Ce désir fut accompli. Mais alors, simultanément, un changement se produisit dans l'intellect, dans le génie de l'écrivain. Il s'éprit des problèmes de la destinée des hommes. Il rêva d'un avenir meilleur. Il évoqua une révolution, non point par la bombe et par la guerre civile, mais obtenue par la science, par l'instruction répandue à flots, par l'abolition des institutions du passé, par la paix entre les peuples, et l'amour entre les hommes. Il avait, jusque-là, passé plutôt indifférent à côté des problèmes sociaux. L'Assommoir était surtout une mercuriale sévère à l'adresse des travailleurs enclins à l'ivrognerie.
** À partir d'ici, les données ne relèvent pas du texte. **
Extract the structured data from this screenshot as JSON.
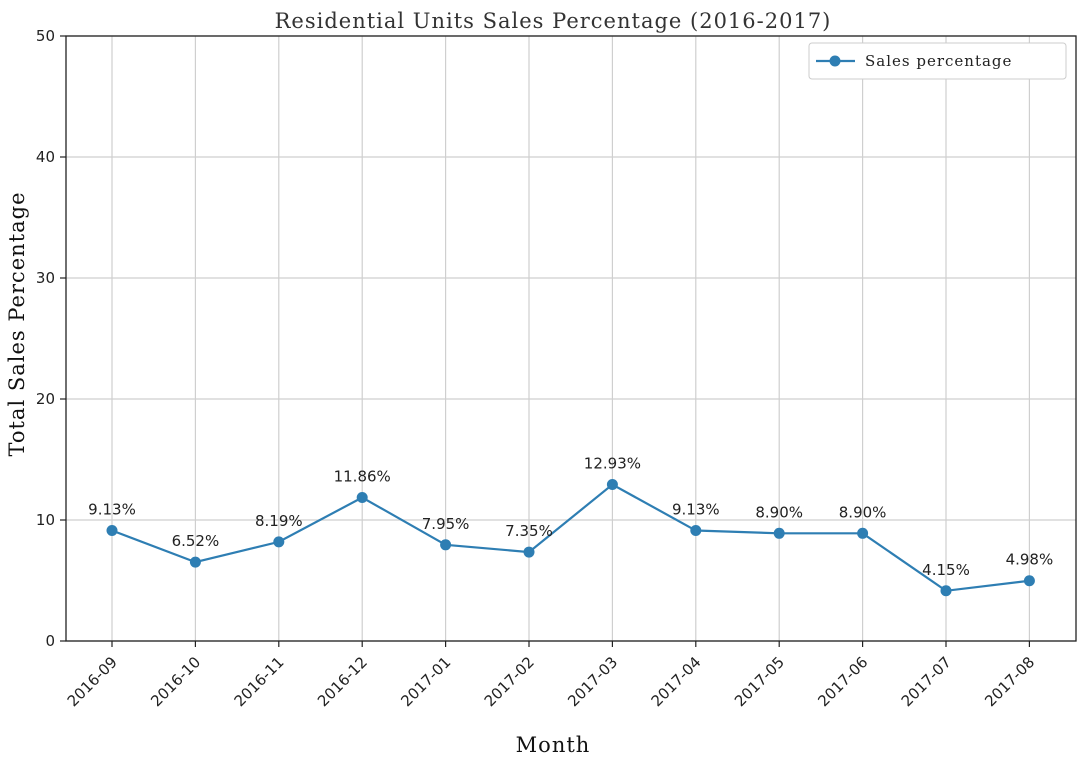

Germinal, magnifique tableau du monde souterrain, pitoyable vision de la misère du mineur, n'indiquait nullement la solution socialiste de la mine devenant la propriété de ceux qui la fouillent. La Terre, tableau sombre de la cupidité et de l'opiniâtre labeur des paysans, ne contenait pas la formule de la culture en coopération, de la suppression du travail individuel, et n'annonçait pas l'avènement de la grande et profitable exploitation du sol en commun. Devant toutes ces visions de l'avenir, les yeux de Zola, si perçants pour discerner les moindres détails d'une matérialité observée, étaient couverts d'une taie. Brusquement, il parut avoir été opéré d'une cataracte intellectuelle. Ses prunelles s'emplirent d'une clarté nouvelle. Il devint clairvoyant dans les ténèbres de la question sociale. Tout son esprit fut inondé de la lumière de la vérité, et sa volonté se banda vers la justice. L'idéal des sociétés futures lui apparut, comme une terre promise et certaine, où il ne parviendrait pas, mais que les générations qui le suivraient, plus favorisées, certainement atteindraient. Et c'est parce qu'il voyait, au-devant de lui, cette terre lointaine, c'est parce qu'il la sentait le domaine promis aux hommes des temps qui succéderaient aux années de luttes, de misère, d'oppression et d'antagonisme, qui sont les nôtres, qu'il voulait obstinément avoir un enfant, un fils de la chair, c'est pour cet héritage de l'avenir qu'il voulait laisser de la graine d'êtres heureux, après lui, sur le sol, et aussi un livre, un enfant de l'esprit, témoignant de sa foi, de son espérance, de sa charité sociales, un héraut précurseur des vertus théologales de la démocratie future.